たとえば品種改良は、明治時代に公費による育種事業が始められるまで、各地の「篤農家」が自発的に良い品種を探して選択してきました。道央以北での水稲栽培を可能とした「赤毛」や「坊主」は、それぞれ当時の農業者(篤農家)が見いだした品種です。現在、農業試験場で行っている品種改良も、用いている交配親のそのまた親をずっとたどっていくと、各地の篤農家の名が記された在来品種にゆき着きます。篤農家の流した汗を受け継いで、さらに改良を進めているのが、農業試験場であるといえるでしょう。

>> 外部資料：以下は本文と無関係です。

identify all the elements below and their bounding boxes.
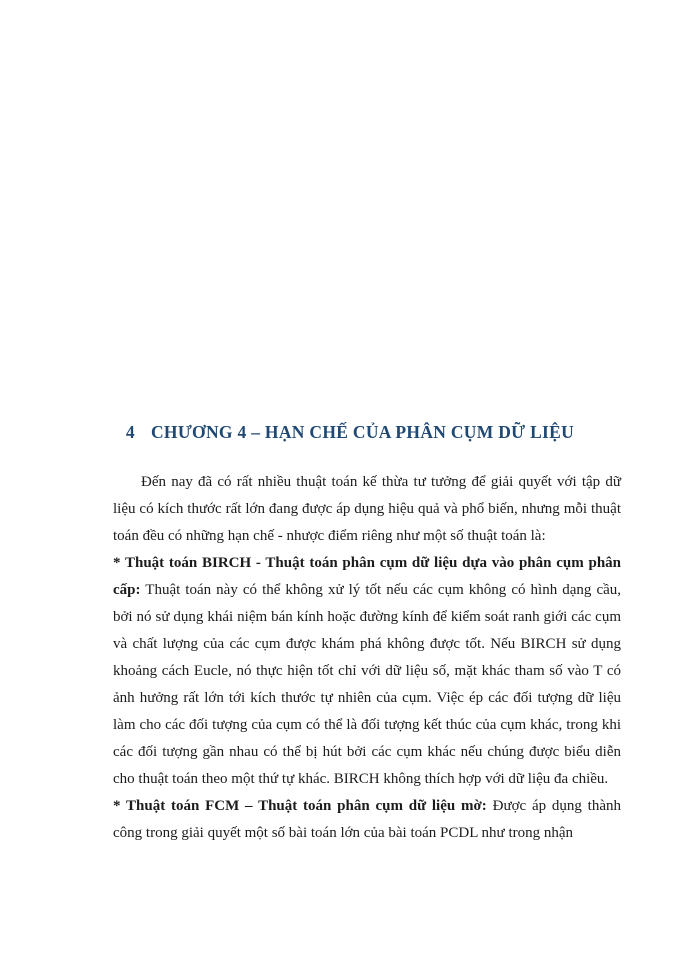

また、たとえば、北海道で行われている水稲の温床育苗は、ある農業者(篤農家)が試みて成功した方法をもとにして、全道にその技術が広められました。篤農家の取り組みから出発した技術や発想に、科学的な裏づけをしながら、さらに広く利用できる一般的な技術として磨き上げることを、農業試験場は担ってきました。

農業者が生業を営みながら、同時に新しい技術を継続して「試す」ことは容易ではありません。それは、多忙な”百姓”仕事のなかでは常に「余計なしごと」であり、経営上の「リスク」であり、その年の収穫を台無しにしてしまう可能性すらあります。そういった取り組みを実践していた「篤農家」たちは、自分の農業経営よりも、地域農業の将来を優先する、強い使命感を抱いた方々だったのかもしれない、と想像しています。
農業試験場は、過去に篤農家が担っていた農業技術の開発を、暗黙の委任を受け、代表して行っている。
そういう心構えを大事にしたいと考えています。
私も、先輩方に胸をはれるような取り組みが出来ているだろうか。せめて猫背は直したい。